Cette politique du pire, du désastre même, comme le disent certains, est-ce ce que cherche Sharon? Cela est bien possible, tant la violence à l'égard des Palestiniens fut et reste inhérente à toute la politique sioniste. Israël s'est construit sur la dépossession d'un peuple, spolié et humilié depuis plus de cinquante ans maintenant. Sa haine à l'égard des dirigeants sionistes et la légitimité de ses aspirations à retrouver ses droits nationaux ont servi de terreau au développement de mouvements nationalistes, peu ou pas religieux dans un premier temps, ultra-religieux dans un second temps.
Cela peut paraître paradoxal, mais les mouvement religieux comme celui des Frères musulmans, auquel Yassine a longtemps appartenu, furent dans les années 1980 favorisés par les dirigeants israéliens qui entendaient se servir d'eux pour limiter l'influence du Fatah. Mal leur en prit. Dès que ces mouvements eurent acquis une certaine base de masse, ils reflétèrent à leur façon quelques-uns des sentiments et quelques-unes des volontés de la population, dévoyant ainsi son combat national et social dans la voie d'affrontements désespérés, utilisant notamment comme moyens d'action les actes terroristes et les attentats suicides à l'encontre des civils israéliens.
Malheureusement, alors que la politique agressive des dirigeants israéliens vise à créer un fossé toujours plus grand entre la population israélienne et les aspirations pourtant légitimes des Palestiniens, cette politique des groupes islamistes palestiniens accentue encore ce fossé.

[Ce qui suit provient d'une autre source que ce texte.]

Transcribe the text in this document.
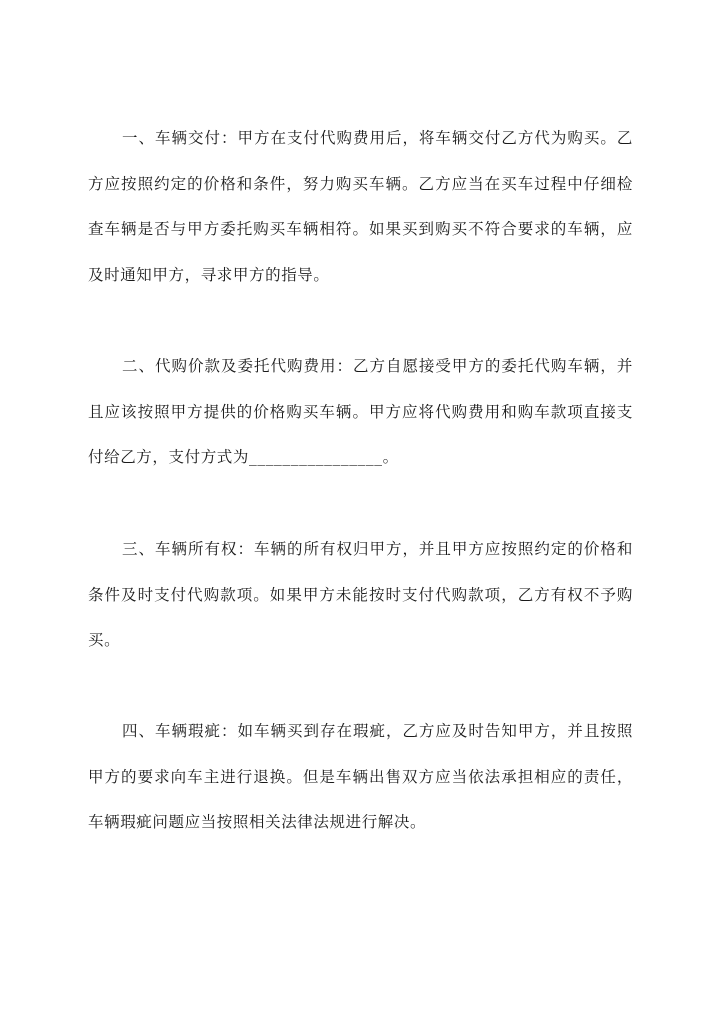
一、车辆交付：甲方在支付代购费用后，将车辆交付乙方代为购买。乙方应按照约定的价格和条件，努力购买车辆。乙方应当在买车过程中仔细检查车辆是否与甲方委托购买车辆相符。如果买到购买不符合要求的车辆，应及时通知甲方，寻求甲方的指导。

二、代购价款及委托代购费用：乙方自愿接受甲方的委托代购车辆，并且应该按照甲方提供的价格购买车辆。甲方应将代购费用和购车款项直接支付给乙方，支付方式为________________。

三、车辆所有权：车辆的所有权归甲方，并且甲方应按照约定的价格和条件及时支付代购款项。如果甲方未能按时支付代购款项，乙方有权不予购买。

四、车辆瑕疵：如车辆买到存在瑕疵，乙方应及时告知甲方，并且按照甲方的要求向车主进行退换。但是车辆出售双方应当依法承担相应的责任，车辆瑕疵问题应当按照相关法律法规进行解决。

En même temps, elle aboutit à soustraire tous les actes de la résistance militaire au contrôle de la population palestinienne, pourtant la première concernée.
Mais, dans le conflit qui oppose les gouvernants israéliens à la population palestinienne, notre solidarité va à cette dernière, quels que soient les dirigeants qu'elle s'est choisi, tout simplement parce que son combat est juste et parce que la principale responsabilité dans la situation actuelle appartient aux dirigeants israéliens et à leur politique brutale d'agression, qui depuis des décennies bafoue les droits élémentaires de tout un peuple. Et malheureusement, avec l'assassinat du cheik Yassine, le 22 mars, ils semblent avoir franchi encore un pas dans la voie de l'aggravation du conflit.